Last year, Ravindra Velip, a young adivasi panch from Caurem, Goa, was arrested and then assaulted in judicial custody.

A 27-year-old activist against illegal mining, he founded ‘Rainbow Warriors’, a society that aims to protect the interests of people whose livelihoods depend ecological economies in Goa.

He was blindfolded and brutally beaten up in jail, and threatened with ‘dire consequences’ if he informed anyone about it, and academics like Nandita Haksar were part of a fact-finding mission which attempted to find out why an FIR had not been registered about the incident.

Photo Credit: Favita Dias

Media scrutiny of the case died down eventually, but now Favita Dias and Anjora Norohna, two women creatives from Goa, have brought it back to life with a new 12-page comic that is available for free and circulating online.

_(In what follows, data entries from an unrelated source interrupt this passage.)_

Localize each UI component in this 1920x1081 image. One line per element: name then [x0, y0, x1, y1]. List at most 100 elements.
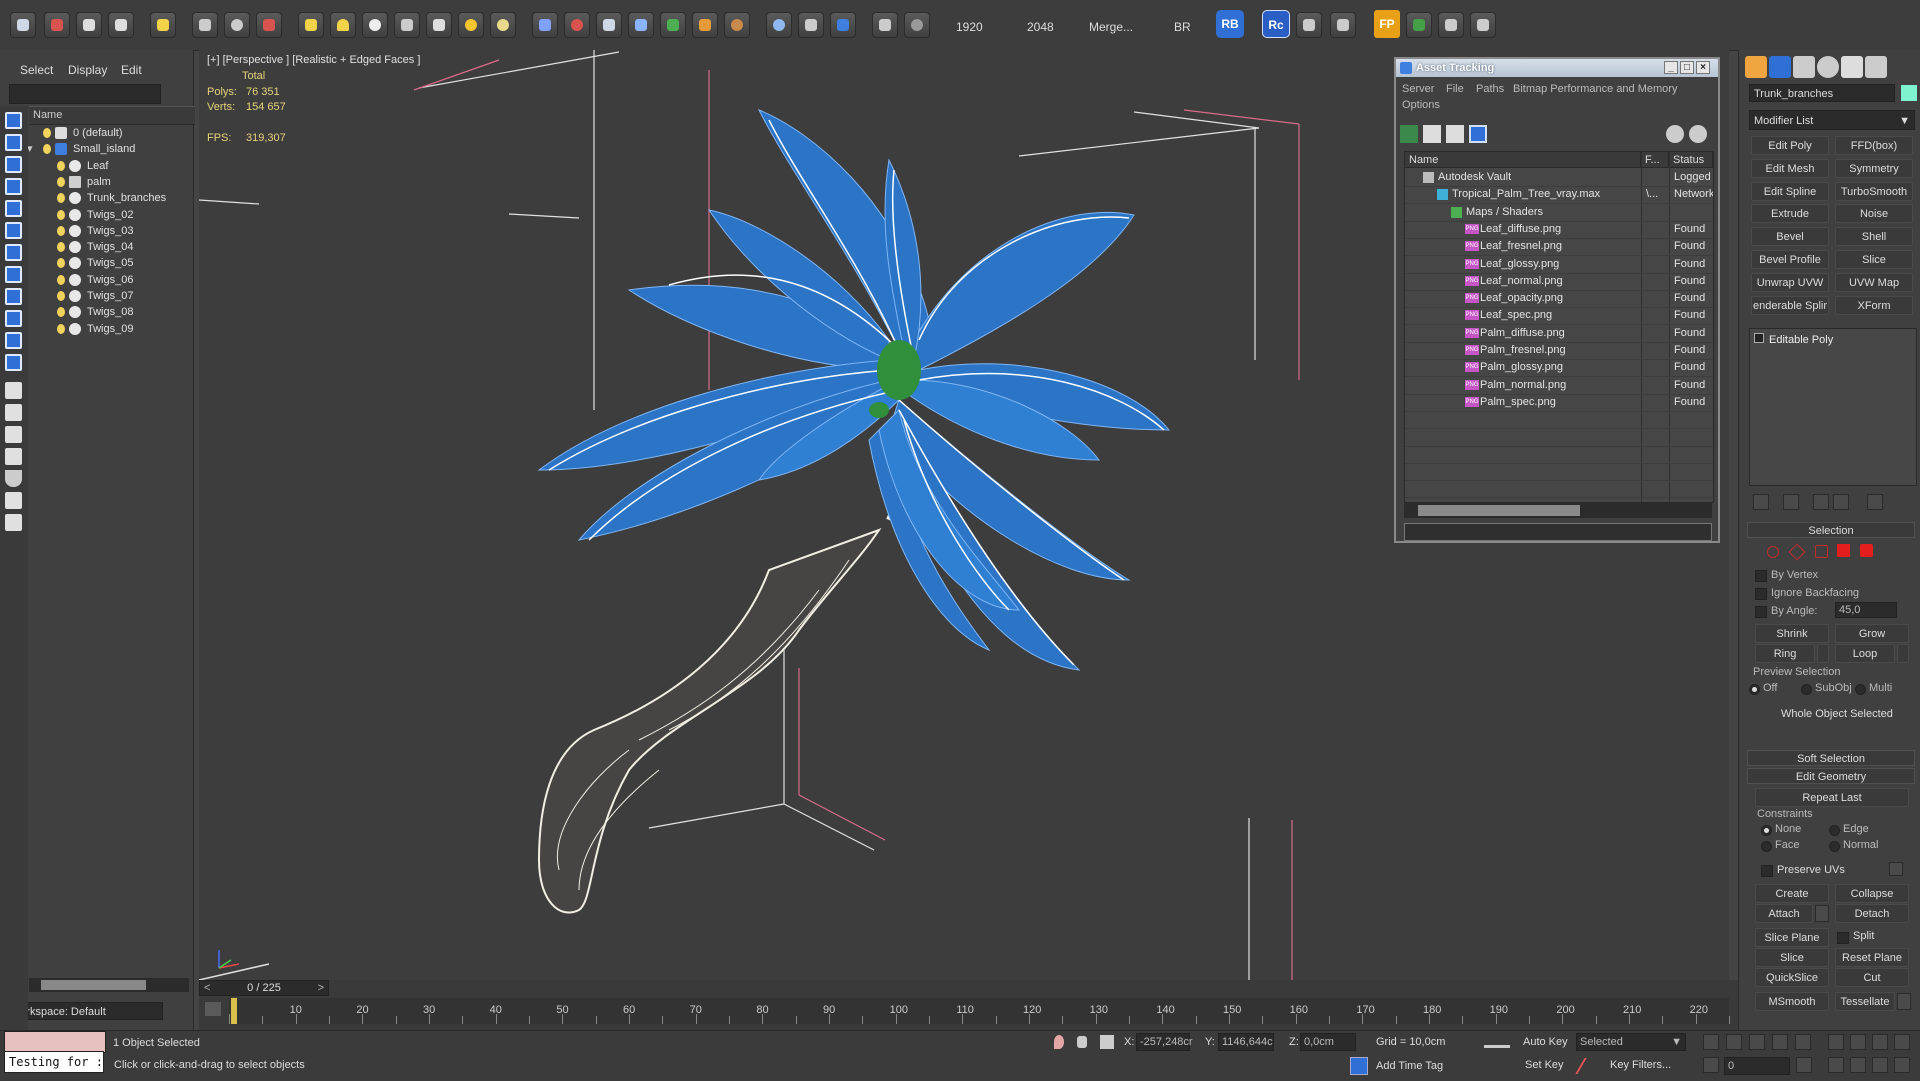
display-shapes-icon[interactable] — [5, 156, 22, 173]
visibility-bulb-icon[interactable] — [57, 209, 65, 220]
modify-tab-icon[interactable] — [1769, 56, 1791, 78]
preserve-uvs-settings-icon[interactable] — [1889, 862, 1903, 876]
scene-search-input[interactable] — [9, 84, 161, 104]
sun-icon[interactable] — [458, 12, 484, 38]
constraint-face-radio[interactable] — [1761, 841, 1772, 852]
edge-level-icon[interactable] — [1788, 543, 1806, 561]
curve-editor-icon[interactable] — [205, 1002, 221, 1016]
by-vertex-checkbox[interactable] — [1755, 570, 1767, 582]
visibility-bulb-icon[interactable] — [57, 160, 65, 171]
tessellate-settings-icon[interactable] — [1897, 993, 1911, 1010]
tessellate-button[interactable]: Tessellate — [1835, 992, 1895, 1011]
slice-plane-button[interactable]: Slice Plane — [1755, 928, 1829, 947]
create-tab-icon[interactable] — [1745, 56, 1767, 78]
field-of-view-icon[interactable] — [1828, 1057, 1844, 1073]
display-groups-icon[interactable] — [5, 266, 22, 283]
modifier-button-edit-spline[interactable]: Edit Spline — [1751, 181, 1829, 201]
layer-view-icon[interactable] — [5, 426, 22, 443]
constraint-normal-radio[interactable] — [1829, 841, 1840, 852]
display-helpers-icon[interactable] — [5, 222, 22, 239]
loop-button[interactable]: Loop — [1835, 644, 1895, 663]
visibility-bulb-icon[interactable] — [57, 242, 65, 253]
modifier-button-edit-poly[interactable]: Edit Poly — [1751, 136, 1829, 155]
quickslice-button[interactable]: QuickSlice — [1755, 968, 1829, 987]
rb-button[interactable]: RB — [1216, 10, 1244, 38]
asset-scrollbar[interactable] — [1404, 503, 1712, 518]
asset-row[interactable]: Autodesk Vault Logged — [1405, 169, 1713, 187]
edit-geometry-rollout-header[interactable]: Edit Geometry — [1747, 768, 1915, 784]
detach-button[interactable]: Detach — [1835, 904, 1909, 923]
pan-icon[interactable] — [1828, 1034, 1844, 1050]
merge-button[interactable]: Merge... — [1089, 20, 1133, 34]
asset-row[interactable]: PNG Palm_spec.png Found — [1405, 394, 1713, 412]
scatter-tools-icon[interactable] — [1438, 12, 1464, 38]
list-view-icon[interactable] — [5, 448, 22, 465]
time-configuration-icon[interactable] — [1796, 1057, 1812, 1073]
column-header-name[interactable]: Name — [29, 106, 195, 125]
dome-icon[interactable] — [330, 12, 356, 38]
modifier-button-unwrap-uvw[interactable]: Unwrap UVW — [1751, 272, 1829, 292]
remove-modifier-icon[interactable] — [1833, 494, 1849, 510]
maxscript-listener-input[interactable]: Testing for : — [4, 1051, 104, 1073]
workspace-dropdown[interactable]: Workspace: Default — [5, 1002, 163, 1020]
attach-button[interactable]: Attach — [1755, 904, 1813, 923]
help-icon[interactable] — [904, 12, 930, 38]
modifier-stack[interactable]: Editable Poly — [1749, 328, 1917, 486]
refresh-icon[interactable] — [1400, 125, 1418, 143]
y-coordinate-field[interactable]: 1146,644c — [1218, 1033, 1274, 1051]
object-color-swatch[interactable] — [1901, 85, 1917, 101]
plant-icon[interactable] — [660, 12, 686, 38]
maxscript-listener-pink[interactable] — [4, 1031, 106, 1053]
cut-button[interactable]: Cut — [1835, 968, 1909, 987]
display-bones-icon[interactable] — [5, 310, 22, 327]
modifier-button-turbosmooth[interactable]: TurboSmooth — [1835, 181, 1913, 201]
asset-row[interactable]: PNG Leaf_glossy.png Found — [1405, 256, 1713, 274]
modifier-button-bevel-profile[interactable]: Bevel Profile — [1751, 250, 1829, 269]
expand-icon[interactable] — [1754, 333, 1764, 343]
detail-view-icon[interactable] — [1446, 125, 1464, 143]
asset-row[interactable]: PNG Palm_fresnel.png Found — [1405, 342, 1713, 360]
modifier-button-extrude[interactable]: Extrude — [1751, 204, 1829, 224]
texture-icon[interactable] — [724, 12, 750, 38]
modifier-button-bevel[interactable]: Bevel — [1751, 227, 1829, 247]
timeline-track[interactable]: 10 20 30 40 50 60 70 80 90 100 110 120 130 140 150 160 1… — [229, 998, 1730, 1024]
isolate-selection-icon[interactable] — [1054, 1035, 1064, 1049]
hierarchy-tab-icon[interactable] — [1793, 56, 1815, 78]
preview-off-radio[interactable] — [1749, 684, 1760, 695]
mesh-light-icon[interactable] — [394, 12, 420, 38]
by-angle-spinner[interactable]: 45,0 — [1835, 602, 1897, 618]
zoom-extents-icon[interactable] — [1894, 1034, 1910, 1050]
vertex-level-icon[interactable] — [1767, 546, 1779, 558]
msmooth-button[interactable]: MSmooth — [1755, 992, 1829, 1011]
display-tab-icon[interactable] — [1841, 56, 1863, 78]
table-view-icon[interactable] — [1469, 125, 1487, 143]
visibility-bulb-icon[interactable] — [57, 225, 65, 236]
go-to-end-icon[interactable] — [1795, 1034, 1811, 1050]
display-cameras-icon[interactable] — [5, 200, 22, 217]
create-button[interactable]: Create — [1755, 884, 1829, 903]
fur-icon[interactable] — [532, 12, 558, 38]
modifier-button-enderable-splir[interactable]: enderable Splir — [1751, 295, 1829, 315]
loop-spinner[interactable] — [1897, 644, 1909, 663]
scene-item-twigs-09[interactable]: Twigs_09 — [29, 320, 193, 339]
show-end-result-icon[interactable] — [1783, 494, 1799, 510]
auto-key-button[interactable]: Auto Key — [1523, 1036, 1568, 1048]
time-tag-icon[interactable] — [1350, 1057, 1368, 1075]
vfb-icon[interactable] — [830, 12, 856, 38]
element-level-icon[interactable] — [1860, 544, 1873, 557]
preserve-uvs-checkbox[interactable] — [1761, 865, 1773, 877]
key-filters-button[interactable]: Key Filters... — [1610, 1059, 1671, 1071]
display-containers-icon[interactable] — [5, 332, 22, 349]
stack-item-editable-poly[interactable]: Editable Poly — [1754, 333, 1833, 347]
viewport-label[interactable]: [+] [Perspective ] [Realistic + Edged Fa… — [207, 54, 420, 66]
time-prev-icon[interactable]: < — [204, 981, 210, 995]
maximize-icon[interactable]: □ — [1680, 61, 1694, 74]
list-view-icon[interactable] — [1423, 125, 1441, 143]
key-mode-icon[interactable] — [1575, 1058, 1603, 1074]
sphere-light-icon[interactable] — [362, 12, 388, 38]
preview-subobj-radio[interactable] — [1801, 684, 1812, 695]
configure-modifier-sets-icon[interactable] — [1867, 494, 1883, 510]
x-coordinate-field[interactable]: -257,248cr — [1136, 1033, 1193, 1051]
time-cursor[interactable] — [231, 998, 237, 1024]
visibility-bulb-icon[interactable] — [43, 128, 51, 138]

The narrative of ‘Trucked’ begins just after the time that mining recommenced in Goa. It focusses on an advisai girl named Favita, who receives a message inviting her to a protest about the assault on Ravindra. Prior to then, the mining issue had vaguely bothered her, but off-late it had started to rankle because she identified in certain ways with Ravindra.

The comic takes you through Favita’s dusty bike ride across Goa to the demonstration, where she meets Yelip and other activists. As she learns about keeping secrets, sustainable mining, the large-scale implications of a mine re-opening and the injustices inflicted by the mining corporations, she discovers what it feels like to be politically involved.